Зверинец верхнего мира
Шрифт:
Не так уж он и страдал. Хорошего вина выпив, разве страдают? Не так уж и спал: днем нельзя спать весь день. Не так уж его и беспокоил кремнистый хруст черепков у кого-то под ногами: сюда приходят проверять, не умер ли он, да разве кто умирал от хорошего вина? «Его тяжелая голова прикрыта шляпой из войлока», – говорил один из трех жонглеров. Элеонора приближалась и сострадала ему, желая взять не себя хоть часть этой тяжести, как она желала бы взять на себя хоть часть тех мук, которые вынес сеньор, когда тулузские власти расспрашивали его о странных похождениях князя Блаи, любви которого никто не мог понять. Жаль только, что Бог (и кормилица с необъятной грудью) наделили Элеонору негодным для всякого сострадания здоровьем. Не испытывая даже легкого недомогания, она оказалась неспособной и к душевным мукам. Поэтому ее желание было искренним, а сострадание никого не терзало. «Бедный Пеире, – подумала Элеонора. – Как ему сейчас должно быть плохо!» Напрасно вот только она не решалась убрать войлочную шляпу с его лица.

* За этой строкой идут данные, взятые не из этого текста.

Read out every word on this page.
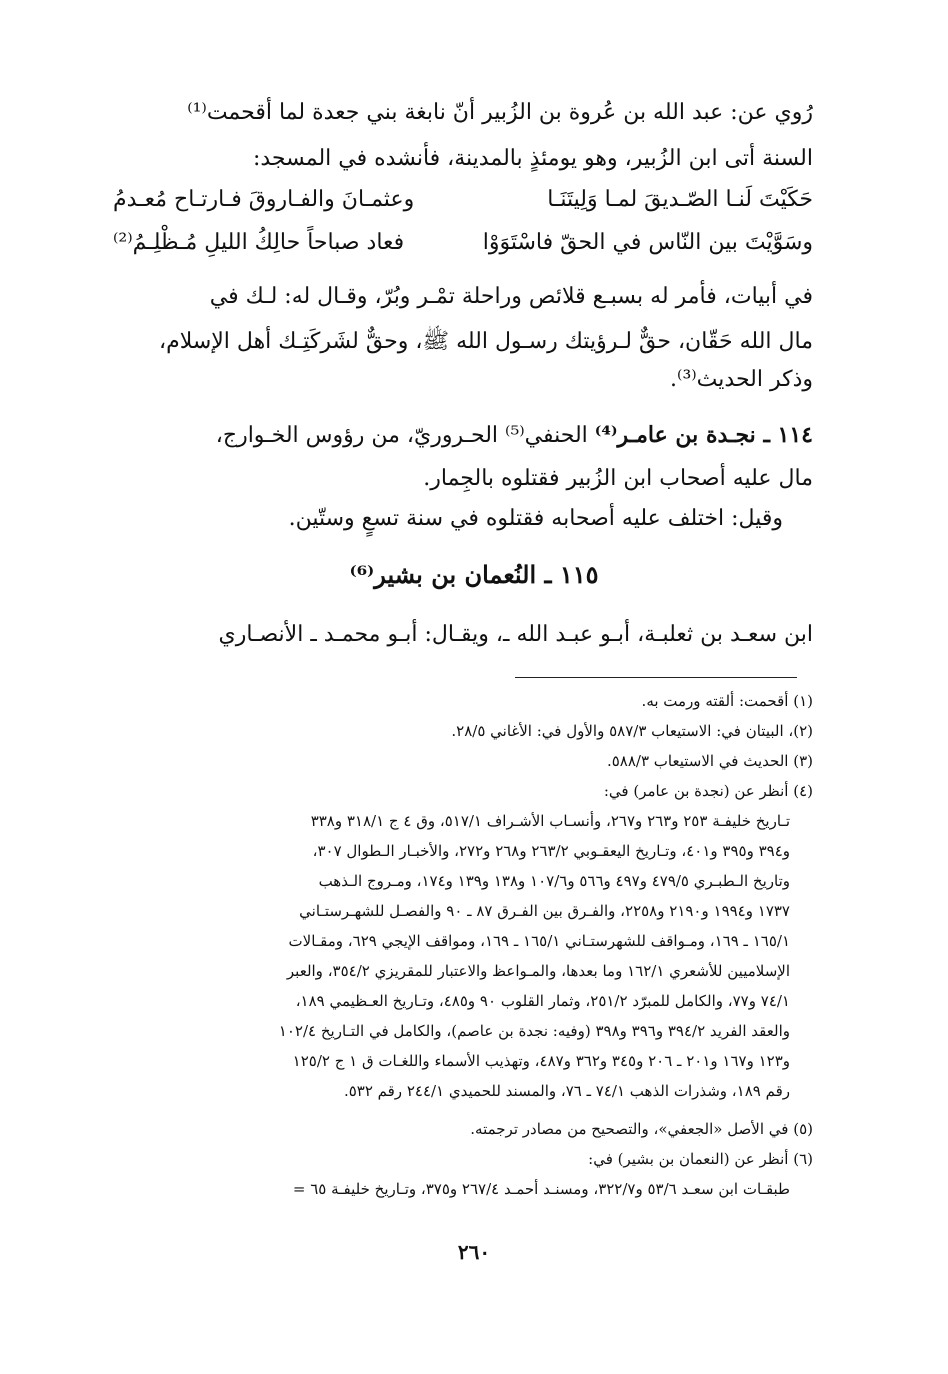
رُوي عن: عبد الله بن عُروة بن الزُبير أنّ نابغة بني جعدة لما أقحمت⁽¹⁾
السنة أتى ابن الزُبير، وهو يومئذٍ بالمدينة، فأنشده في المسجد:
حَكَيْتَ لَنـا الصّـديقَ لمـا وَلِيتَنَـا
وعثمـانَ والفـاروقَ فـارتـاح مُعـدمُ
وسَوَّيْتَ بين النّاس في الحقّ فاسْتَوَوْا
فعاد صباحاً حالِكُ الليلِ مُـظْلِـمُ⁽²⁾
في أبيات، فأمر له بسبـع قلائص وراحلة تمْـر وبُرّ، وقـال له: لـك في
مال الله حَقّان، حقٌّ لـرؤيتك رسـول الله ﷺ، وحقٌّ لشَركَتِـك أهل الإسلام،
وذكر الحديث⁽³⁾.
١١٤ ـ نجـدة بن عامـر⁽⁴⁾ الحنفي⁽⁵⁾ الحـروريّ، من رؤوس الخـوارج،
مال عليه أصحاب ابن الزُبير فقتلوه بالجِمار.
وقيل: اختلف عليه أصحابه فقتلوه في سنة تسعٍ وستّين.
١١٥ ـ النُعمان بن بشير⁽⁶⁾
ابن سعـد بن ثعلبـة، أبـو عبـد الله ـ، ويقـال: أبـو محمـد ـ الأنصـاري
(١) أقحمت: ألقته ورمت به.
(٢)، البيتان في: الاستيعاب ٥٨٧/٣ والأول في: الأغاني ٢٨/٥.
(٣) الحديث في الاستيعاب ٥٨٨/٣.
(٤) أنظر عن (نجدة بن عامر) في:
تـاريخ خليفـة ٢٥٣ و٢٦٣ و٢٦٧، وأنسـاب الأشـراف ٥١٧/١، وق ٤ ج ٣١٨/١ و٣٣٨
و٣٩٤ و٣٩٥ و٤٠١، وتـاريخ اليعقـوبي ٢٦٣/٢ و٢٦٨ و٢٧٢، والأخبـار الـطوال ٣٠٧،
وتاريخ الـطبـري ٤٧٩/٥ و٤٩٧ و٥٦٦ و١٠٧/٦ و١٣٨ و١٣٩ و١٧٤، ومـروج الـذهب
١٧٣٧ و١٩٩٤ و٢١٩٠ و٢٢٥٨، والفـرق بين الفـرق ٨٧ ـ ٩٠ والفصـل للشهـرستـاني
١٦٥/١ ـ ١٦٩، ومـواقف للشهرستـاني ١٦٥/١ ـ ١٦٩، ومواقف الإيجي ٦٢٩، ومقـالات
الإسلاميين للأشعري ١٦٢/١ وما بعدها، والمـواعظ والاعتبار للمقريزي ٣٥٤/٢، والعبر
٧٤/١ و٧٧، والكامل للمبرّد ٢٥١/٢، وثمار القلوب ٩٠ و٤٨٥، وتـاريخ العـظيمي ١٨٩،
والعقد الفريد ٣٩٤/٢ و٣٩٦ و٣٩٨ (وفيه: نجدة بن عاصم)، والكامل في التـاريخ ١٠٢/٤
و١٢٣ و١٦٧ و٢٠١ ـ ٢٠٦ و٣٤٥ و٣٦٢ و٤٨٧، وتهذيب الأسماء واللغـات ق ١ ج ١٢٥/٢
رقم ١٨٩، وشذرات الذهب ٧٤/١ ـ ٧٦، والمسند للحميدي ٢٤٤/١ رقم ٥٣٢.
(٥) في الأصل «الجعفي»، والتصحيح من مصادر ترجمته.
(٦) أنظر عن (النعمان بن بشير) في:
طبقـات ابن سعـد ٥٣/٦ و٣٢٢/٧، ومسنـد أحمـد ٢٦٧/٤ و٣٧٥، وتـاريخ خليفـة ٦٥ =
٢٦٠
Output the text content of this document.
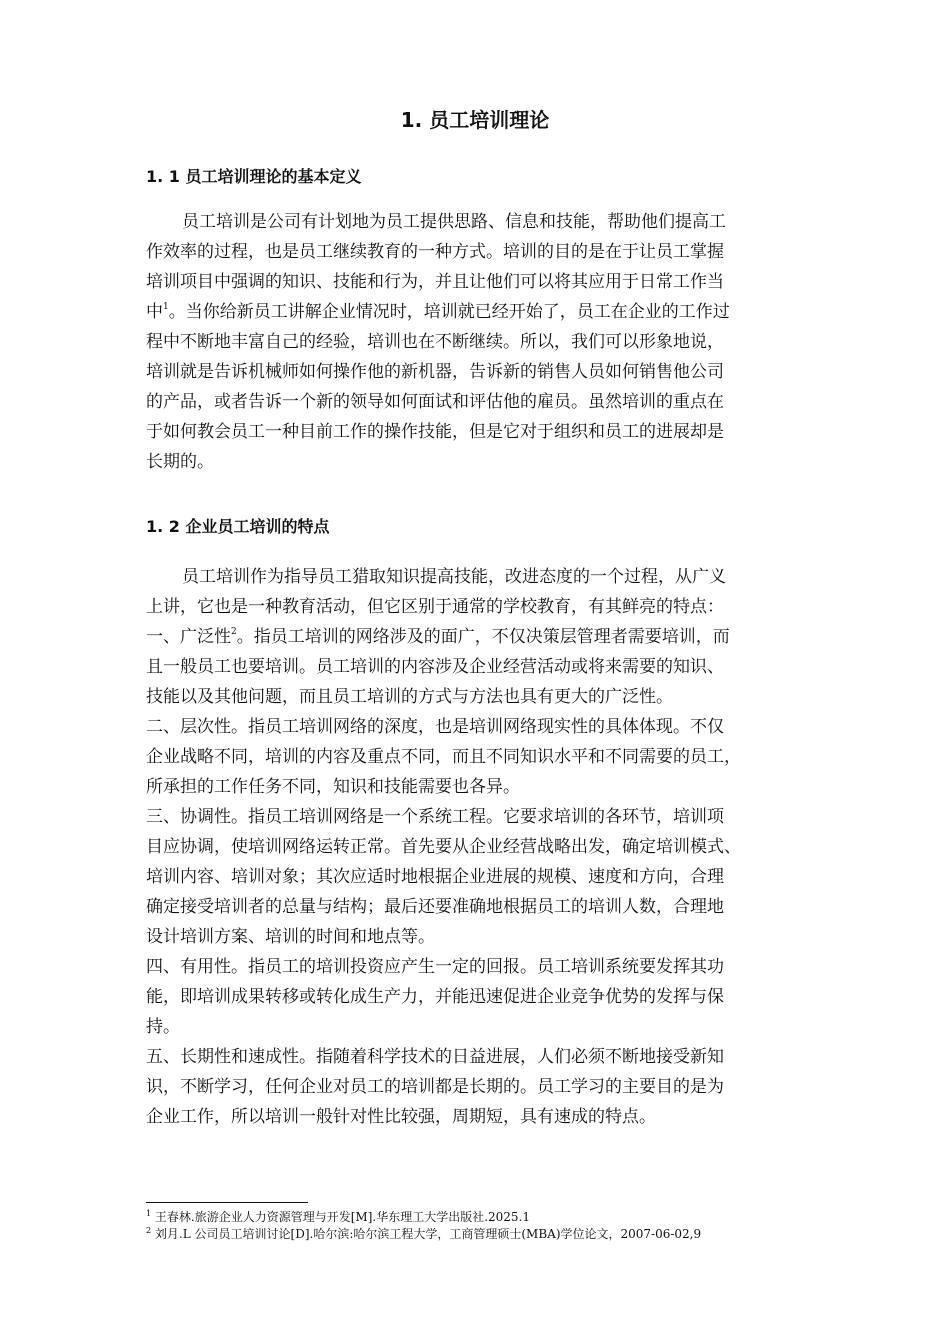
1. 员工培训理论
1. 1 员工培训理论的基本定义
员工培训是公司有计划地为员工提供思路、信息和技能，帮助他们提高工
作效率的过程，也是员工继续教育的一种方式。培训的目的是在于让员工掌握
培训项目中强调的知识、技能和行为，并且让他们可以将其应用于日常工作当
中$^1$。当你给新员工讲解企业情况时，培训就已经开始了，员工在企业的工作过
程中不断地丰富自己的经验，培训也在不断继续。所以，我们可以形象地说，
培训就是告诉机械师如何操作他的新机器，告诉新的销售人员如何销售他公司
的产品，或者告诉一个新的领导如何面试和评估他的雇员。虽然培训的重点在
于如何教会员工一种目前工作的操作技能，但是它对于组织和员工的进展却是
长期的。
1. 2 企业员工培训的特点
员工培训作为指导员工猎取知识提高技能，改进态度的一个过程，从广义
上讲，它也是一种教育活动，但它区别于通常的学校教育，有其鲜亮的特点：
一、广泛性$^2$。指员工培训的网络涉及的面广，不仅决策层管理者需要培训，而
且一般员工也要培训。员工培训的内容涉及企业经营活动或将来需要的知识、
技能以及其他问题，而且员工培训的方式与方法也具有更大的广泛性。
二、层次性。指员工培训网络的深度，也是培训网络现实性的具体体现。不仅
企业战略不同，培训的内容及重点不同，而且不同知识水平和不同需要的员工，
所承担的工作任务不同，知识和技能需要也各异。
三、协调性。指员工培训网络是一个系统工程。它要求培训的各环节，培训项
目应协调，使培训网络运转正常。首先要从企业经营战略出发，确定培训模式、
培训内容、培训对象；其次应适时地根据企业进展的规模、速度和方向，合理
确定接受培训者的总量与结构；最后还要准确地根据员工的培训人数，合理地
设计培训方案、培训的时间和地点等。
四、有用性。指员工的培训投资应产生一定的回报。员工培训系统要发挥其功
能，即培训成果转移或转化成生产力，并能迅速促进企业竞争优势的发挥与保
持。
五、长期性和速成性。指随着科学技术的日益进展，人们必须不断地接受新知
识，不断学习，任何企业对员工的培训都是长期的。员工学习的主要目的是为
企业工作，所以培训一般针对性比较强，周期短，具有速成的特点。
$^1$ 王春林.旅游企业人力资源管理与开发[M].华东理工大学出版社.2025.1
$^2$ 刘月.L 公司员工培训讨论[D].哈尔滨:哈尔滨工程大学，工商管理硕士(MBA)学位论文，2007-06-02,9
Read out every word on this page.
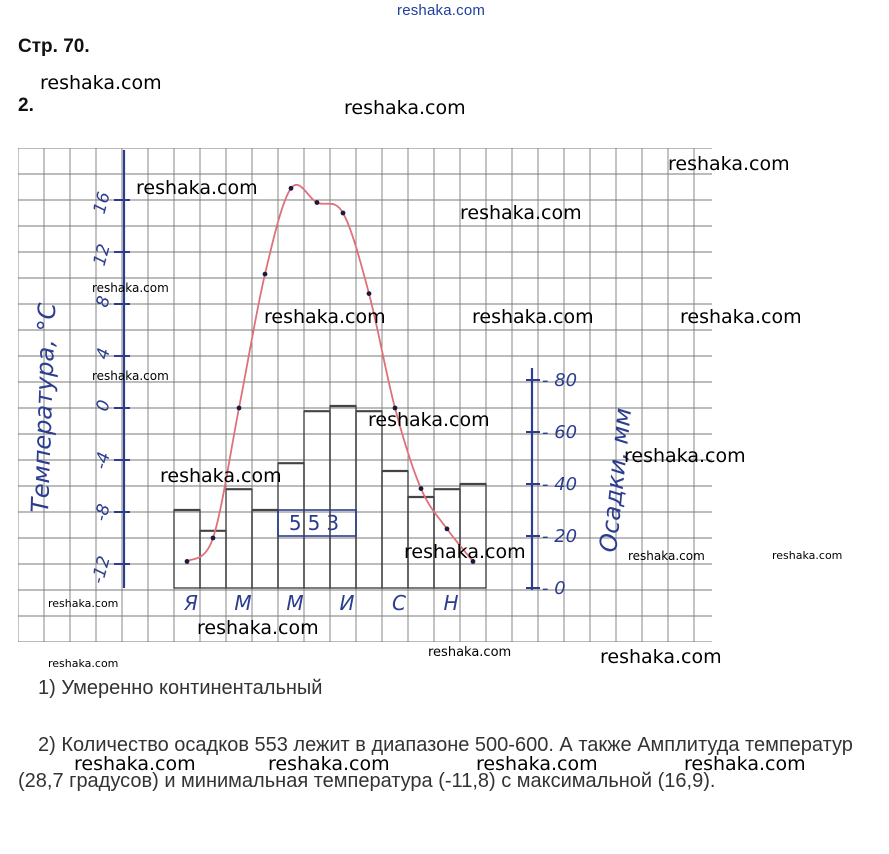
reshaka.com
Стр. 70.
2.
553
16
12
8
4
0
-4
-8
-12
- 80
- 60
- 40
- 20
- 0
Температура, °С	Осадки, мм
Я М М И С Н
reshaka.com
reshaka.com
reshaka.com
reshaka.com
reshaka.com
reshaka.com	reshaka.com	reshaka.com
reshaka.com
reshaka.com
reshaka.com
reshaka.com
reshaka.com
reshaka.com
reshaka.com	reshaka.com	reshaka.com	reshaka.com
reshaka.com
reshaka.com
reshaka.com	reshaka.com
reshaka.com
reshaka.com
reshaka.com
1) Умеренно континентальный
2) Количество осадков 553 лежит в диапазоне 500-600. А также Амплитуда температур (28,7 градусов) и минимальная температура (-11,8) с максимальной (16,9).
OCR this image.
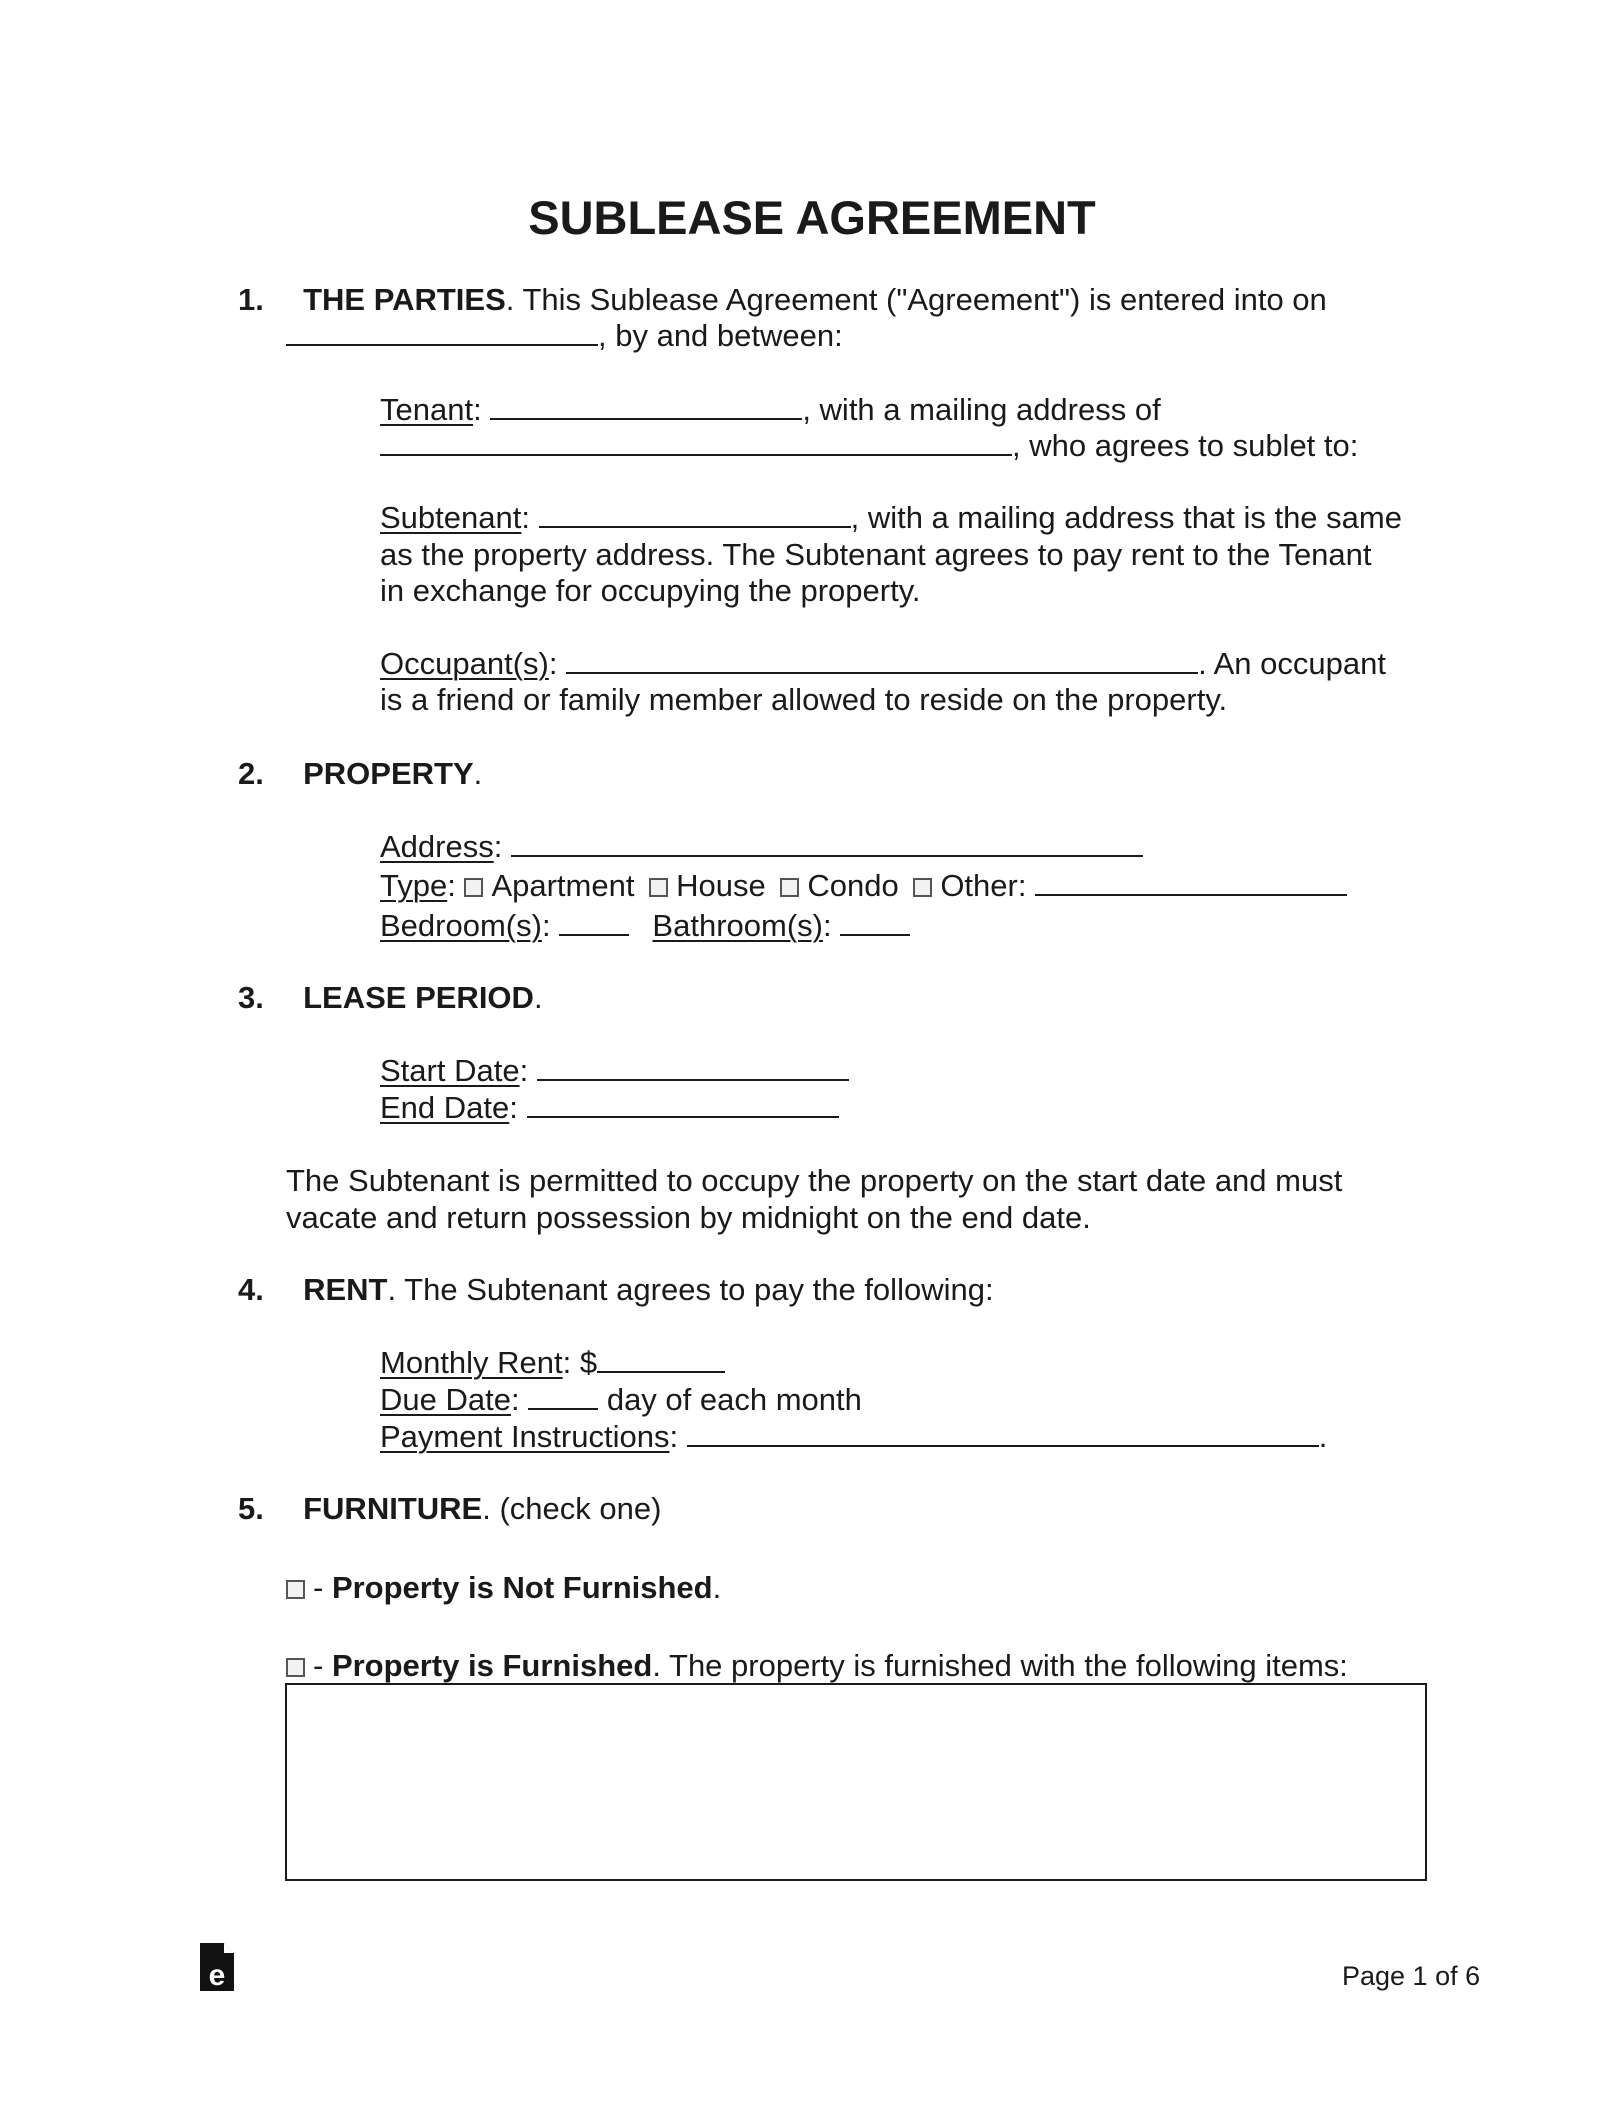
SUBLEASE AGREEMENT
1. THE PARTIES. This Sublease Agreement ("Agreement") is entered into on
, by and between:
Tenant:	, with a mailing address of
, who agrees to sublet to:
Subtenant:	, with a mailing address that is the same
as the property address. The Subtenant agrees to pay rent to the Tenant
in exchange for occupying the property.
Occupant(s):	. An occupant
is a friend or family member allowed to reside on the property.
2. PROPERTY.
Address:
Type: Apartment House Condo Other:
Bedroom(s):	Bathroom(s):
3. LEASE PERIOD.
Start Date:
End Date:
The Subtenant is permitted to occupy the property on the start date and must
vacate and return possession by midnight on the end date.
4. RENT. The Subtenant agrees to pay the following:
Monthly Rent: $
Due Date:	day of each month
Payment Instructions:	.
5. FURNITURE. (check one)
- Property is Not Furnished.
- Property is Furnished. The property is furnished with the following items:
e	Page 1 of 6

Она бы увидала
Голове его было легко, и ум Пеире странствовал в прошлом. Другие Шестьдесят, и это его больше всего забавляло, снились и грезились (а, стало быть, так оно на самом деле и было) подходящими ко всему. Их четы, тройки, пятерки захватывали и такое, что давно считалось дурным тоном говорить, только в их руках это не было дурным тоном. Все про листья да цветы, да птичье пение, словом, песни-то не бог весть какие, забывчивые в отношении к сложной науке воздаяния нежностью за нежность, какой-то неуемный детский плач, какого Пеире не знал и у старых певцов. Даже холостые, теперь вступившие в право на одиночество, уставшие от простых сочетаний с одним и тем же знаком, за эту усталость были вознаграждены, а боль поражений им возместилась с той силой, с какой они держат неудержимое и подвижное, не мешая ему при этом оставаться неудержимым и подвижным, как и сами они, расставшись с привычным, обрели множество неясно существующих подобий в разбившейся на руслица немоте. Как хорошо теперь понимал он князя Блаи, этого рассказчика рассказчикам, вечно толкавшего его к непонятным существам, подыскивающего для него то омут, то вершину, и открывшего ему тайну тех, кто ЕЩЕ не жил. «Даже здесь нельзя торопиться, – говорил он, отыскивая в низкой ветке жимолости подходящий цветок. – Да, и знай, Пеире, что пчела или шмель с их жадно настроенным хоботком в этом деле нам не советчики».
Шляпа из плохого войлока сама сползла с лица Пеире, и тут Элеонора заметила, что он улыбается и не спит. Прежде чем усадить ее на скамеечку, он счел необходимым предупредить:
– Только никого здесь ни о чем не спрашивайте. Элеонора уже слыхала что-то о гостях Бельчонка, поэтому кивнула и спросила:
– Вас-то можно? – И, не дожидаясь разрешения, она спросила еще: – Это правда, Пеире, что вы подкидыш?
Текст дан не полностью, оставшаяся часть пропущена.